In Their Shoes
Caring for tiny patients and their families in Texas Children’s Hospital’s neurosurgery unit is something Laura Soto says she’s not quite ready to give up. A graduate of San Jacinto College’s CNA (certified nursing assistant), LVN (licensed vocational nursing) and LVN/ Paramedic transition to ADN (associate degree nursing) programs, Soto’s foundation in nursing led her to discovering her ultimate passion - teaching nurses.
“Teaching is a great middle ground for nurses,” she said. “You’re still helping people, just in a different way. There’s a lot of psychosocial and emotional components you have to incorporate in order to provide the best care for your patient. Bedside nursing is such an integral function of successful patient care, and that’s something I emphasize to my students in the classroom and in their clinicals.”
Having stood in the same shoes as her ADN students, Soto uses that to her advantage. “I have more insight on what they’re meant to get out of this program, so I make sure they’re getting the most out of their educational investment.”

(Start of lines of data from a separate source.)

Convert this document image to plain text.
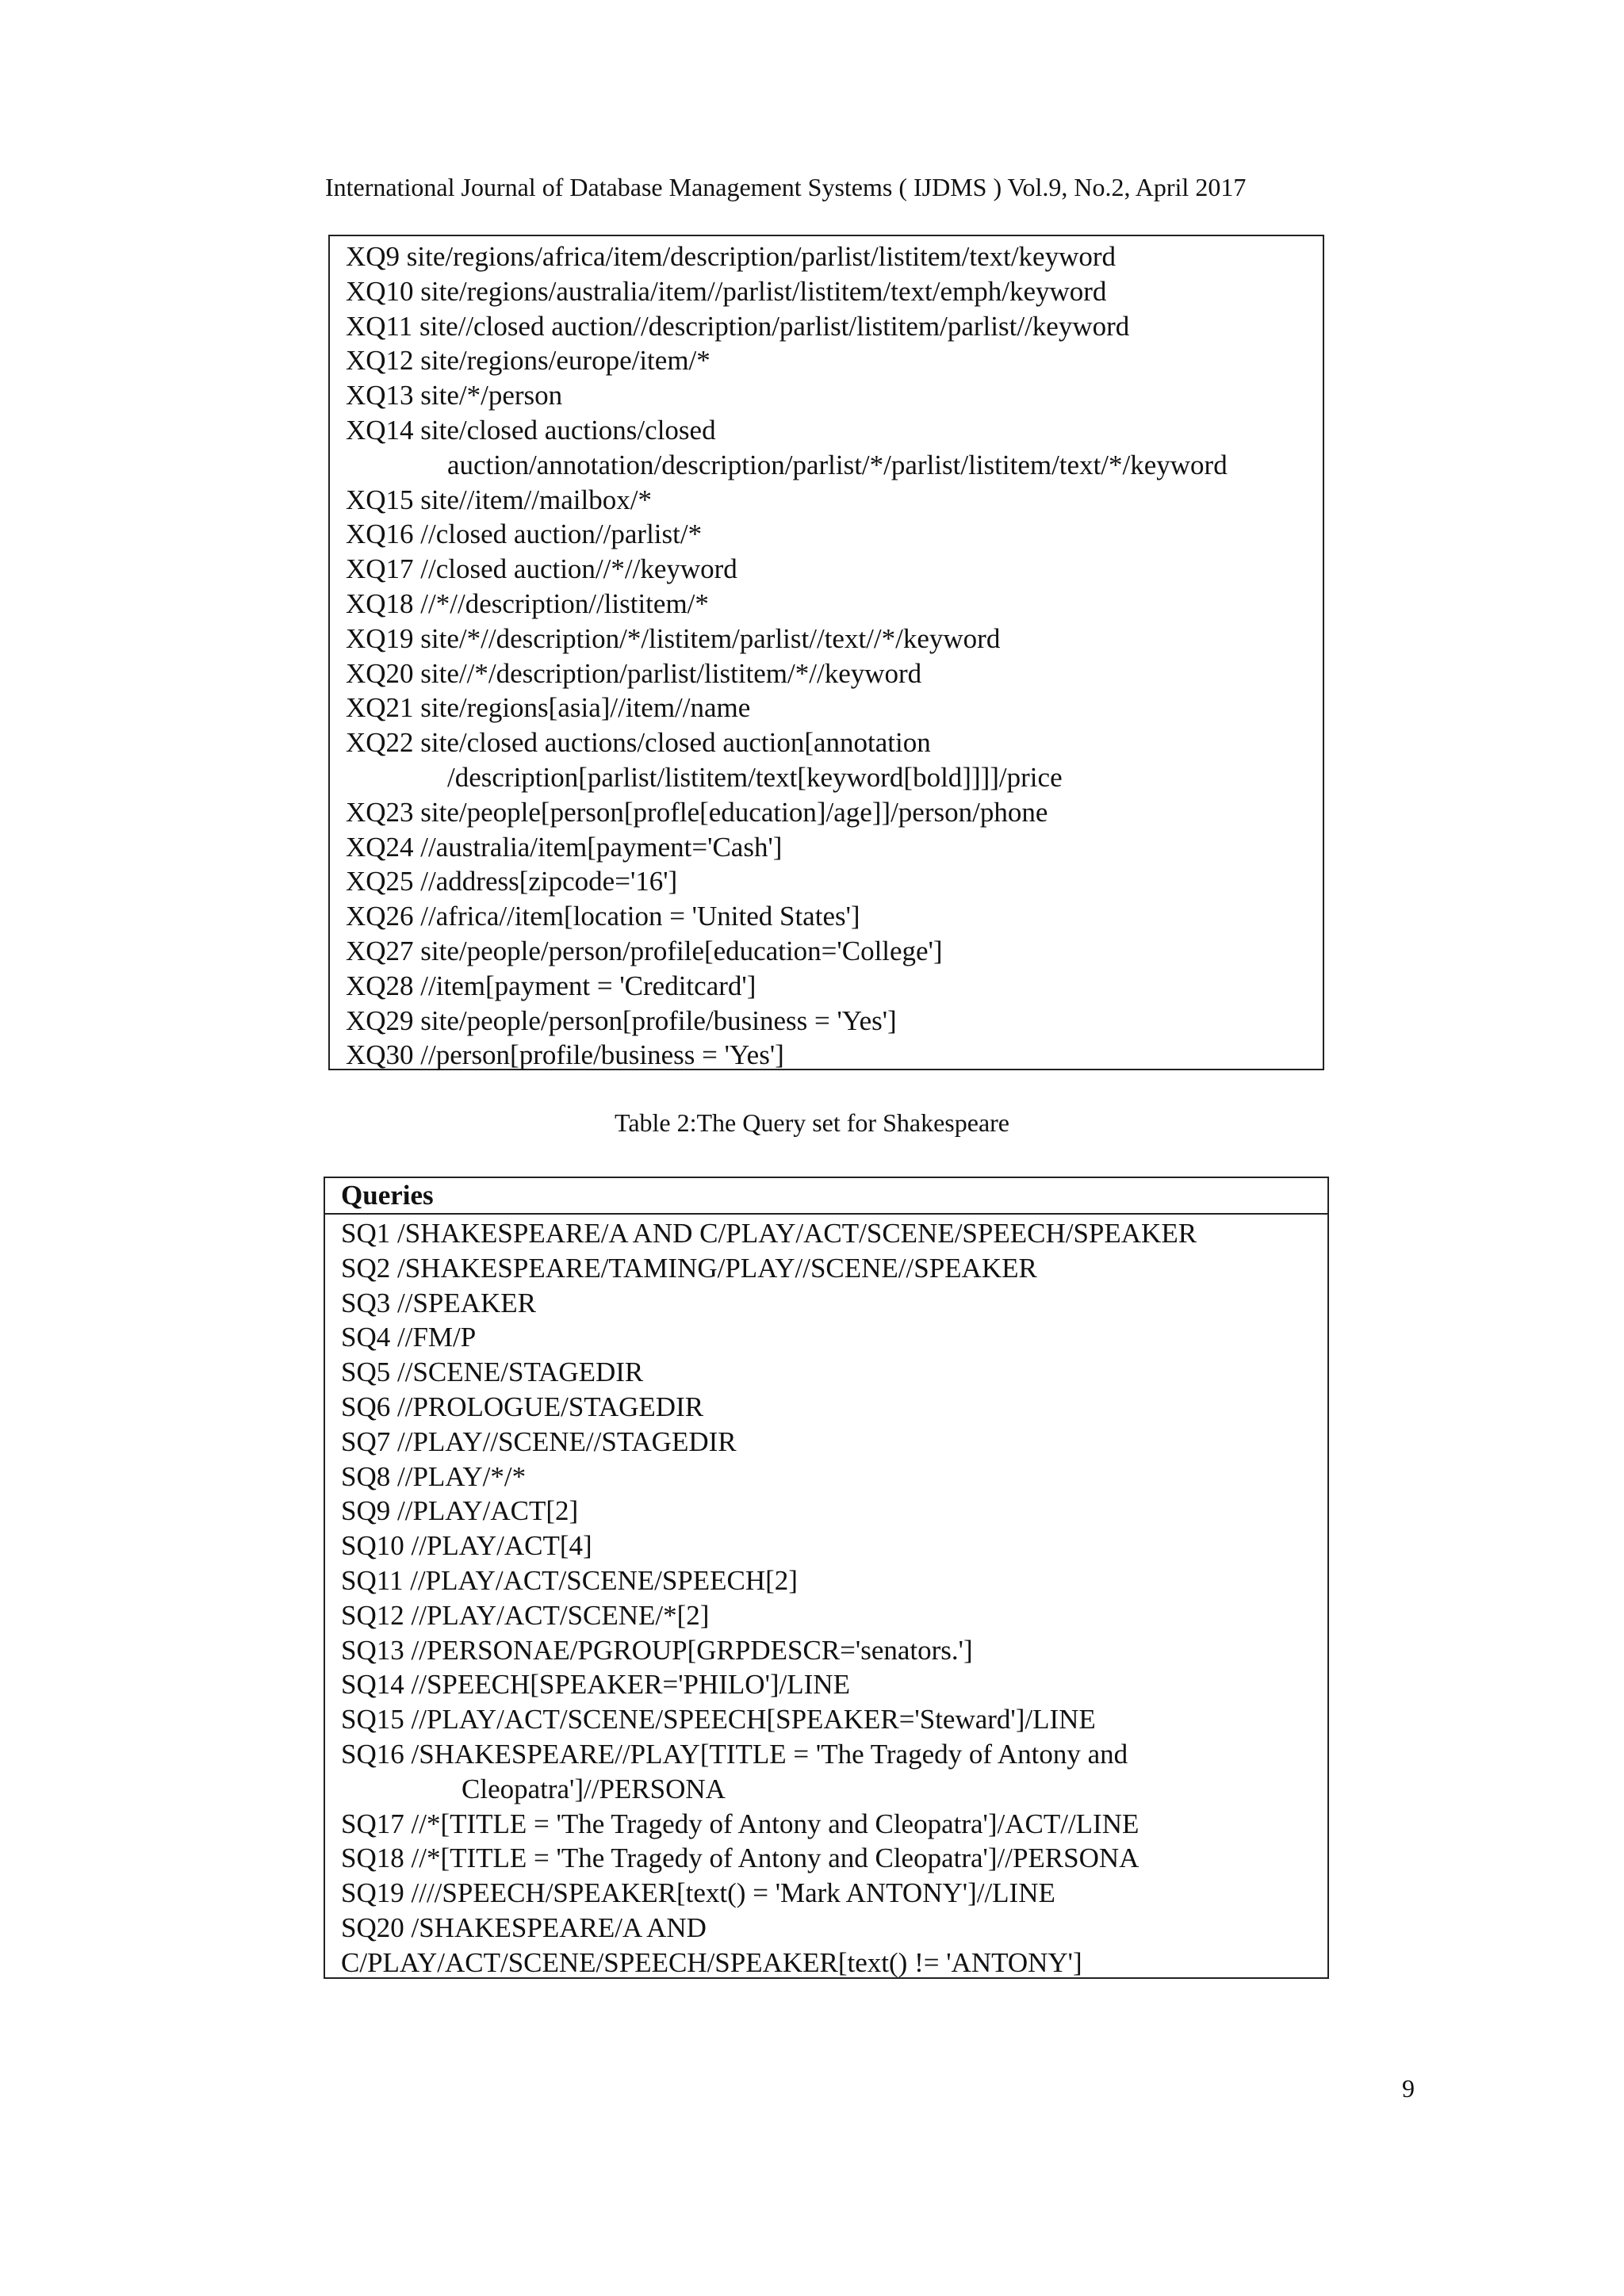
International Journal of Database Management Systems ( IJDMS ) Vol.9, No.2, April 2017
XQ9 site/regions/africa/item/description/parlist/listitem/text/keyword
XQ10 site/regions/australia/item//parlist/listitem/text/emph/keyword
XQ11 site//closed auction//description/parlist/listitem/parlist//keyword
XQ12 site/regions/europe/item/*
XQ13 site/*/person
XQ14 site/closed auctions/closed
auction/annotation/description/parlist/*/parlist/listitem/text/*/keyword
XQ15 site//item//mailbox/*
XQ16 //closed auction//parlist/*
XQ17 //closed auction//*//keyword
XQ18 //*//description//listitem/*
XQ19 site/*//description/*/listitem/parlist//text//*/keyword
XQ20 site//*/description/parlist/listitem/*//keyword
XQ21 site/regions[asia]//item//name
XQ22 site/closed auctions/closed auction[annotation
/description[parlist/listitem/text[keyword[bold]]]]/price
XQ23 site/people[person[profle[education]/age]]/person/phone
XQ24 //australia/item[payment='Cash']
XQ25 //address[zipcode='16']
XQ26 //africa//item[location = 'United States']
XQ27 site/people/person/profile[education='College']
XQ28 //item[payment = 'Creditcard']
XQ29 site/people/person[profile/business = 'Yes']
XQ30 //person[profile/business = 'Yes']
Table 2:The Query set for Shakespeare
Queries
SQ1 /SHAKESPEARE/A AND C/PLAY/ACT/SCENE/SPEECH/SPEAKER
SQ2 /SHAKESPEARE/TAMING/PLAY//SCENE//SPEAKER
SQ3 //SPEAKER
SQ4 //FM/P
SQ5 //SCENE/STAGEDIR
SQ6 //PROLOGUE/STAGEDIR
SQ7 //PLAY//SCENE//STAGEDIR
SQ8 //PLAY/*/*
SQ9 //PLAY/ACT[2]
SQ10 //PLAY/ACT[4]
SQ11 //PLAY/ACT/SCENE/SPEECH[2]
SQ12 //PLAY/ACT/SCENE/*[2]
SQ13 //PERSONAE/PGROUP[GRPDESCR='senators.']
SQ14 //SPEECH[SPEAKER='PHILO']/LINE
SQ15 //PLAY/ACT/SCENE/SPEECH[SPEAKER='Steward']/LINE
SQ16 /SHAKESPEARE//PLAY[TITLE = 'The Tragedy of Antony and
Cleopatra']//PERSONA
SQ17 //*[TITLE = 'The Tragedy of Antony and Cleopatra']/ACT//LINE
SQ18 //*[TITLE = 'The Tragedy of Antony and Cleopatra']//PERSONA
SQ19 ////SPEECH/SPEAKER[text() = 'Mark ANTONY']//LINE
SQ20 /SHAKESPEARE/A AND
C/PLAY/ACT/SCENE/SPEECH/SPEAKER[text() != 'ANTONY']
9
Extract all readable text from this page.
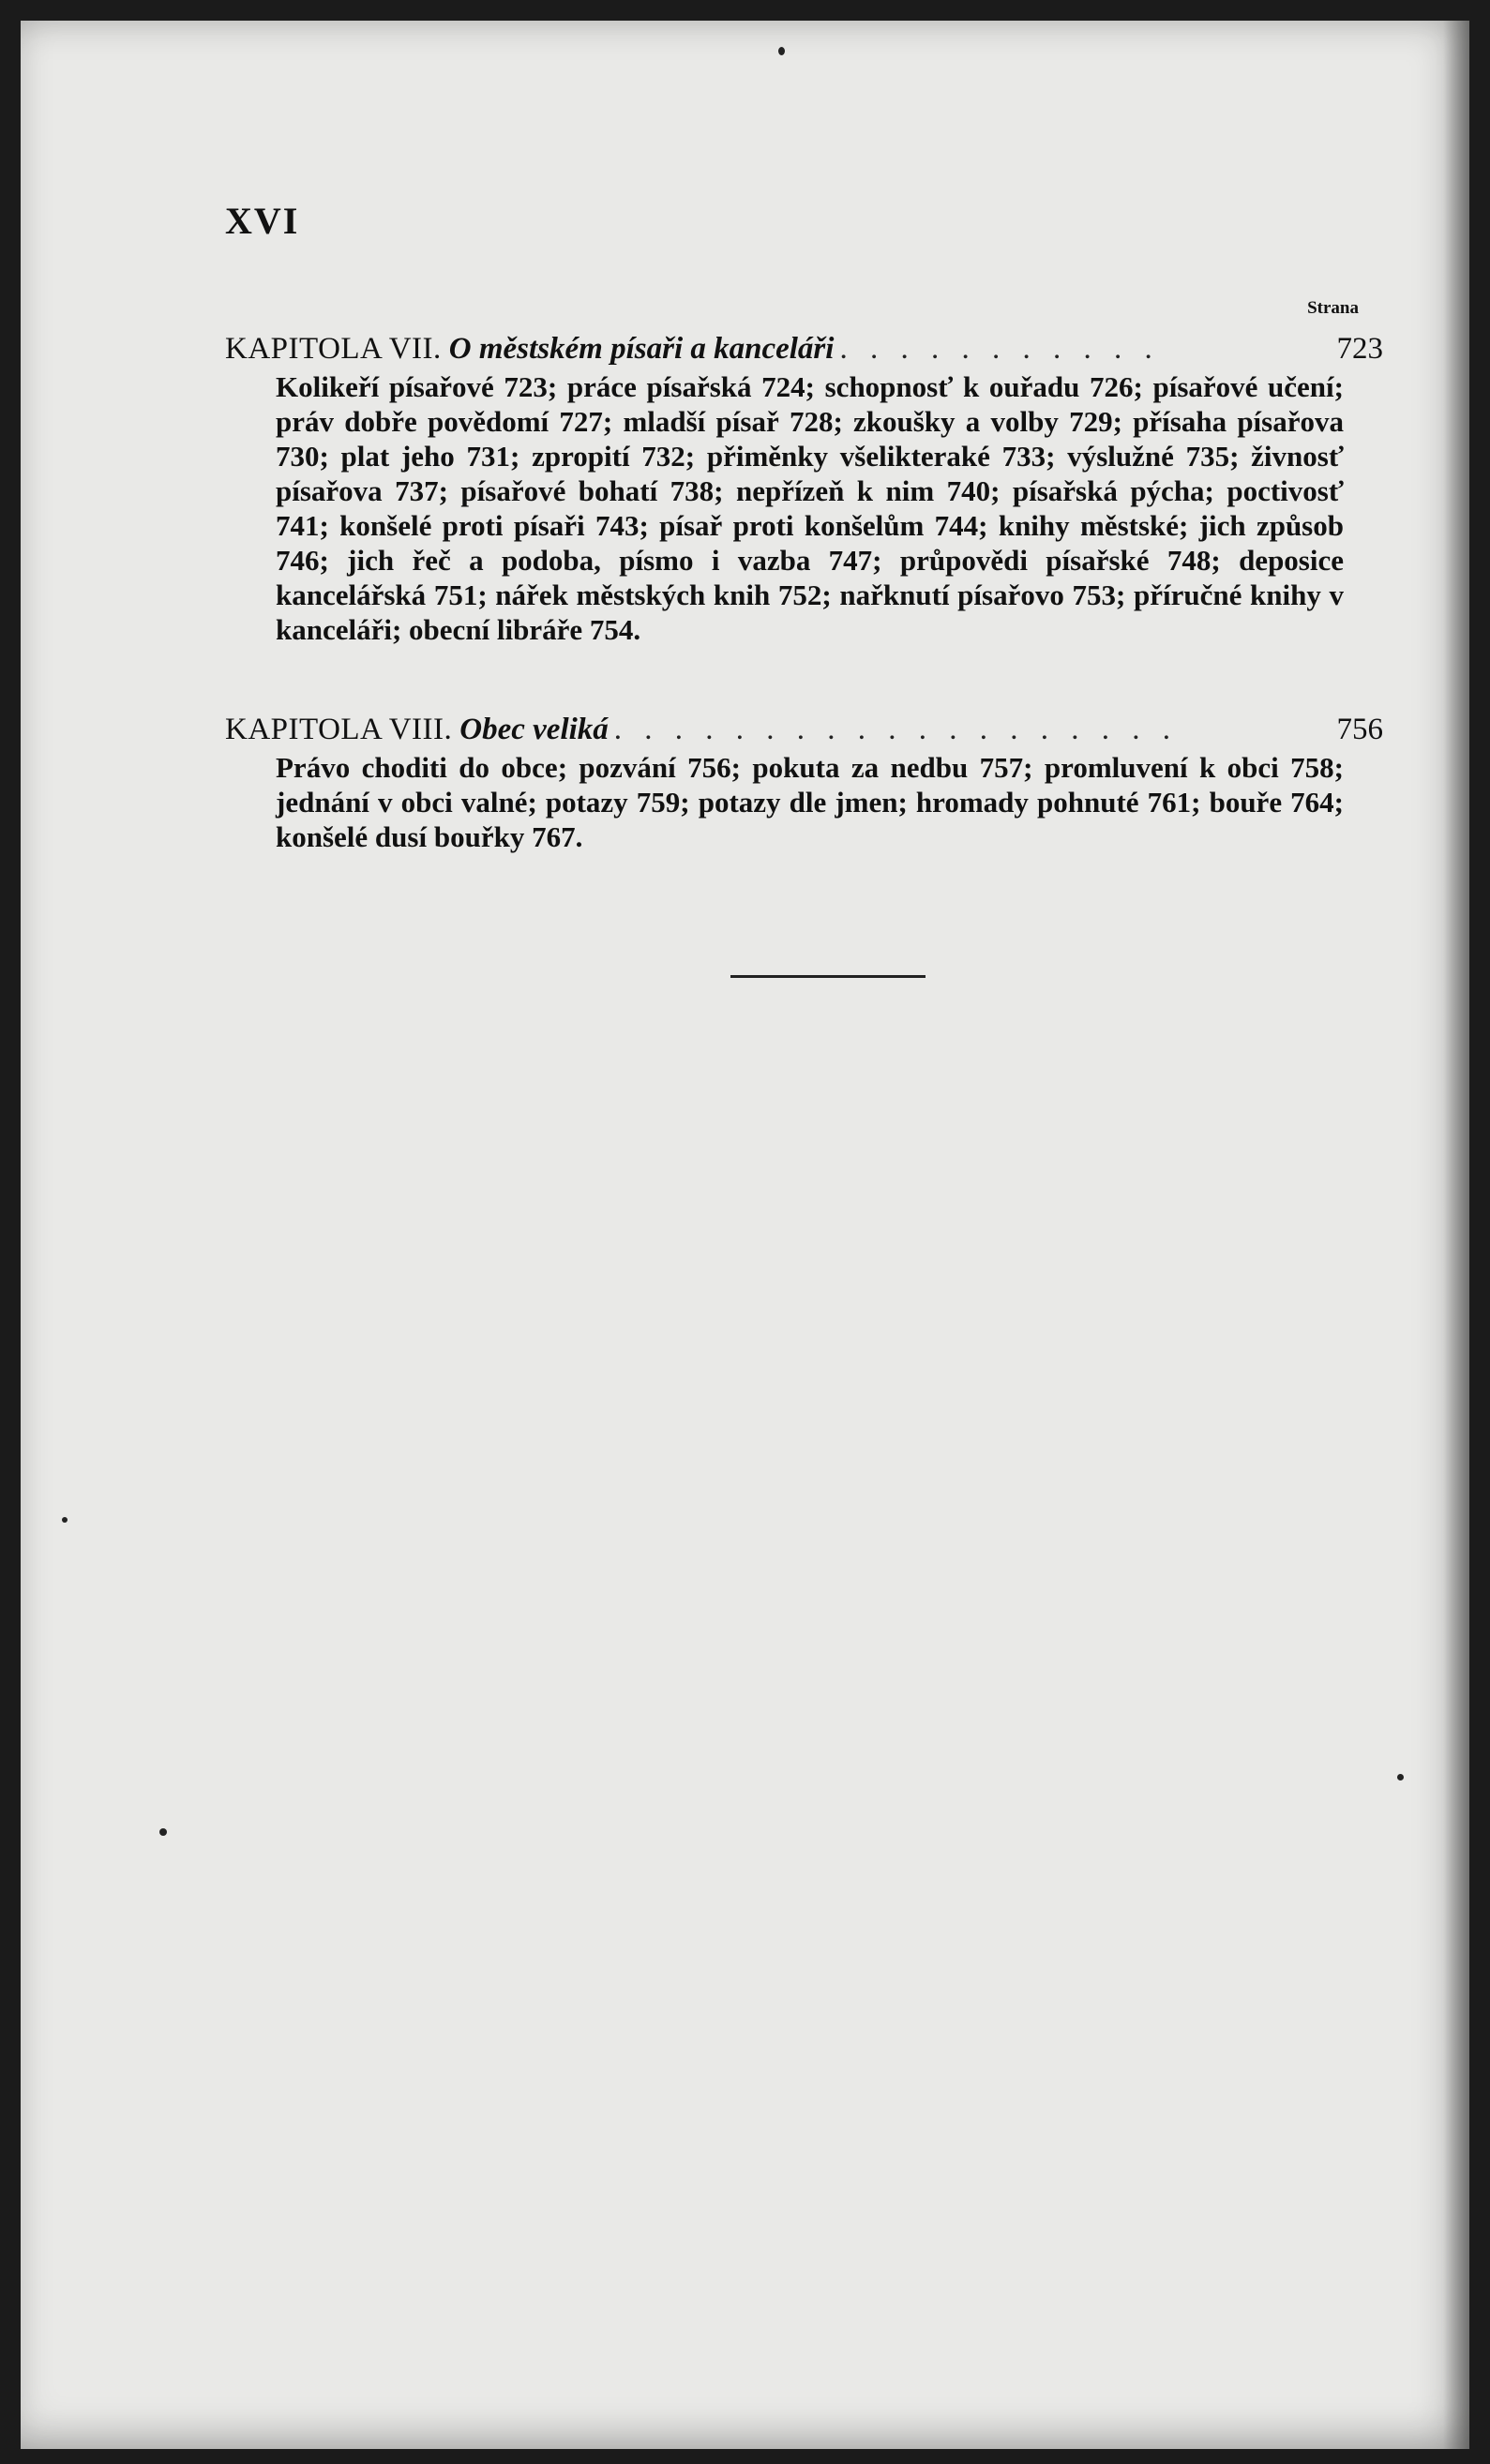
XVI
Strana
KAPITOLA VII. O městském písaři a kanceláři . . . . . . . . . . .	723
Kolikeří písařové 723; práce písařská 724; schopnosť k ouřadu 726; písařové učení; práv dobře povědomí 727; mladší písař 728; zkoušky a volby 729; přísaha písařova 730; plat jeho 731; zpropití 732; přiměnky všelikteraké 733; výslužné 735; živnosť písařova 737; písařové bohatí 738; nepřízeň k nim 740; písařská pýcha; poctivosť 741; konšelé proti písaři 743; písař proti konšelům 744; knihy městské; jich způsob 746; jich řeč a podoba, písmo i vazba 747; průpovědi písařské 748; deposice kancelářská 751; nářek městských knih 752; nařknutí písařovo 753; příručné knihy v kanceláři; obecní libráře 754.
KAPITOLA VIII. Obec veliká . . . . . . . . . . . . . . . . . . .	756
Právo choditi do obce; pozvání 756; pokuta za nedbu 757; promluvení k obci 758; jednání v obci valné; potazy 759; potazy dle jmen; hromady pohnuté 761; bouře 764; konšelé dusí bouřky 767.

As a practicing pediatric neurology nurse, Soto added that being aware of the city’s rich diversity also serves as a great training ground for nurses. “Since Houston is one of the most diverse cities in the country, chances are your patients will come from many different cultures. You have to be willing to respect and adapt to that. There’s something new and interesting to learn every day.”
Emily Choate and Amber Tyler demonstrate that women can excel in the male-dominated welding industry. The education and career paths of the two are remarkably similar.
Both earned welding associate degrees from San Jacinto College and now work as full-time welding instructors for the College. They both had successful welding careers before returning to their alma mater to teach. The “dynamic duo” of San Jac Certified graduates describe the benefits they find the most rewarding.
“To me, welding is like going to the gym,” said Choate. “Yes, it is work, but when you get done, you feel good about what you accomplished.”
Tyler says women have certain traits that can help them to excel as welders. “Women are good at communication, have a lot of patience, and tend to have an eye for detail,” she said. “Those qualities are important for anyone who wants to consistently make quality welds.”